Lymphoid neoplasms with plasmablastic differentiation were classified by the World Health Organization, 2017 as a sub-grouping of several distinct but rare lymphomas in which the malignant cells are B-cell lymphocytes that have become plasmablasts, i.e. immature plasma cells. Normally, B-cells take up foreign antigens, move to the germinal centers of secondary lymphoid organs such the spleen and lymph nodes, and at these sites are stimulated by T-cell lymphocytes to differentiate (i.e. change their cell type) into plasmablasts and thereafter mature plasma cells. Plasmablasts, and to a greater extent, plasma cells make and secrete antibodies that bind the antigens to which their predecessor B-cells were previously exposed (see plasma cell differentiation). Antibodies function, in part, to neutralize harmful bacteria and viruses by binding antigens that are exposed on their surfaces. Due to their malignant nature, however, the plasmablasts in lymphoid neoplasms with plasmablastic differentiation do not mature into plasma cells or form antibodies but rather uncontrollably proliferate in and damage various tissues and organs. The individual lymphomas in this sub-group of malignancies have heterogeneous clinical, morphological, and gene findings that often overlap with other members of the sub-group.
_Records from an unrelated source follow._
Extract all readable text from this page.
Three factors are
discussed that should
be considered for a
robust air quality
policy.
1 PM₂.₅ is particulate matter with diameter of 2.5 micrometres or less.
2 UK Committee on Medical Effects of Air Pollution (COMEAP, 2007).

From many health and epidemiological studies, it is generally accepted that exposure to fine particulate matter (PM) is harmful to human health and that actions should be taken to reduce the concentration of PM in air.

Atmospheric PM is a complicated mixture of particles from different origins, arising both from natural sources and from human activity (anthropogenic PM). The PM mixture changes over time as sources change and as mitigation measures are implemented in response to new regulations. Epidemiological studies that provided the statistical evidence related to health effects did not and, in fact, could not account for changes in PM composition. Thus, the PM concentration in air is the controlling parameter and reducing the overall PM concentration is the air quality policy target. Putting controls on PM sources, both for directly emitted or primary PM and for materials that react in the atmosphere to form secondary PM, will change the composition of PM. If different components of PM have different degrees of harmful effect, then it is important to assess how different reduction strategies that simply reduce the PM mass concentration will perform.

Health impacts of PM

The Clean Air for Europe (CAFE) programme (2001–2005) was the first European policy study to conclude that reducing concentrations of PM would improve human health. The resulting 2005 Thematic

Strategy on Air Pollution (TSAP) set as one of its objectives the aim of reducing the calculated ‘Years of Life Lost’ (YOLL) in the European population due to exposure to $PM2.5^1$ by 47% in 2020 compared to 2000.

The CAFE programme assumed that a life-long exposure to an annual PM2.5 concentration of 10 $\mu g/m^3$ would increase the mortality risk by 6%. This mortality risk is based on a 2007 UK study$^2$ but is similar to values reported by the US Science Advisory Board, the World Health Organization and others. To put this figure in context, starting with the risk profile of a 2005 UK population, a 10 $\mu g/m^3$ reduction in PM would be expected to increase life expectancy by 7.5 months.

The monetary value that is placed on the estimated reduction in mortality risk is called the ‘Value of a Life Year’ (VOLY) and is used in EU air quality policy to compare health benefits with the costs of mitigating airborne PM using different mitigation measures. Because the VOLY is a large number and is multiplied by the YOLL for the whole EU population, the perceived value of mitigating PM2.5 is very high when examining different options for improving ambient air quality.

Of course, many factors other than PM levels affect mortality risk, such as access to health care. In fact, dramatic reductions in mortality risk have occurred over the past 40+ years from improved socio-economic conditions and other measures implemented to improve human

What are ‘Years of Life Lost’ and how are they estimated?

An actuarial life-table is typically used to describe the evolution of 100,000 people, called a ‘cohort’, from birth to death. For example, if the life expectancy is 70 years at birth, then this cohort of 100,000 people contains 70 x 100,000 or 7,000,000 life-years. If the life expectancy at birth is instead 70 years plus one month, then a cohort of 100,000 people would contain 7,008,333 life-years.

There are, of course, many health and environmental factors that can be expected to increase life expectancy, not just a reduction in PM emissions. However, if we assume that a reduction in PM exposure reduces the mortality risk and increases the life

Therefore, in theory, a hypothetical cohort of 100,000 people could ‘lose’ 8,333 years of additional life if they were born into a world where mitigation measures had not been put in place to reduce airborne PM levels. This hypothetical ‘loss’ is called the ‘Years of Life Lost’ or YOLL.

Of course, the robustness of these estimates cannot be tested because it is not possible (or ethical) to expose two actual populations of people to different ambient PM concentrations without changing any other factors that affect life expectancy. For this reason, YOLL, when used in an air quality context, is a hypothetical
In consequence, correctly diagnosing these lymphomas has been challenging. Nonetheless, it is particularly important to diagnose them correctly because they often have very different prognoses and treatments. The lymphoid neoplasms with plasmacytic differentiation are:
- 1) Plasmablastic lymphoma: The most common of these lymphoid neoplasms.
- 2) Plasmablastic plasma cell lymphoma or plasmablastic plasmacytoma: A lymphoid neoplasm that disseminates widely like the plasma cell lesions in multiple myeloma or is localized like the plasma cell lesions in plasmacytoma.
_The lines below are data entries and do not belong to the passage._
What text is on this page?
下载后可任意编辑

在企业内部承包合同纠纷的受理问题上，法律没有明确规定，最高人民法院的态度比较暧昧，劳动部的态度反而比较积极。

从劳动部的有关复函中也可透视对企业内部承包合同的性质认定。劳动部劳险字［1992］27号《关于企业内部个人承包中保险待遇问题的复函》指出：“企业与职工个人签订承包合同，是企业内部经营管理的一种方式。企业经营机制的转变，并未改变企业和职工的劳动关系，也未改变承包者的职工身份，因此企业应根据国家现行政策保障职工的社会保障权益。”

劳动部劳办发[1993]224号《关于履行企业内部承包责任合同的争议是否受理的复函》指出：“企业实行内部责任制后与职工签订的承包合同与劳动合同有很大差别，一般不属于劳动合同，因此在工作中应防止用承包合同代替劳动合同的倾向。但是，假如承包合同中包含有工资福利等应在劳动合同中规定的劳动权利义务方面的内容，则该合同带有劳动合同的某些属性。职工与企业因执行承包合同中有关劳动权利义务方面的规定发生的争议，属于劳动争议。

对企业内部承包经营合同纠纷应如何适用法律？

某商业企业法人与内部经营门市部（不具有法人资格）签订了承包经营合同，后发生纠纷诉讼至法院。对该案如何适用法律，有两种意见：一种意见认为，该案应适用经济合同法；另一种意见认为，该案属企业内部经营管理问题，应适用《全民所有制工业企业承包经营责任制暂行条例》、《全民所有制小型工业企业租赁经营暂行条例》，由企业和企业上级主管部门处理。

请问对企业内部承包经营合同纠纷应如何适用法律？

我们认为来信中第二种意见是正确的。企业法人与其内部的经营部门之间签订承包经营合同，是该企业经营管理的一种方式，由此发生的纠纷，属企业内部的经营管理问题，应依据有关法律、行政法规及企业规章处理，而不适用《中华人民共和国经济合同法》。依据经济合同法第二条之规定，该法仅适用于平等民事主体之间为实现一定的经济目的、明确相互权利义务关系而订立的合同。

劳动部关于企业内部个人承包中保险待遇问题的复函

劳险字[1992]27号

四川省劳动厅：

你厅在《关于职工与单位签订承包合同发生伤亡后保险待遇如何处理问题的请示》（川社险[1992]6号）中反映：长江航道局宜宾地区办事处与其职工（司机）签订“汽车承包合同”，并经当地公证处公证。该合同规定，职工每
- 3) Primary effusion lymphoma, human herpes virus-positive: Also termed primary effusion lymphoma, type I; it is usually characterized by manifesting effusions in body cavities.
- 4) Primary effusion lymphoma, human herpes virus-negative: Also termed primary effusion lymphoma, type II; it is characterized by having effusions in body cavities.
- 5) Anaplastic lymphoma kinase-positive large B-cell lymphoma: An anaplastic large cell lymphoma in which the malignant cells have plasmablastic features and a distinguishing mutation in the anaplastic lymphoma kinase gene.
- 6) Human herpesvirus 8-positive diffuse large B-cell lymphoma, not otherwise specified: This lymphoid neoplasm usually arises from the lymphoproliferative disease, idiopathic multicentric Castleman disease.

Except for human herpesvirus 8-positive diffuse large B-cell lymphoma, not otherwise specified, these lymphoid neoplasms are often associated with Epstein-Barr virus infection of the malignant plasmablastic cells. In cases so infected, the lymphoid neoplasm may result, at least in part, from this viral infection and therefore can be considered as examples of the Epstein-Barr virus-associated lymphoproliferative diseases.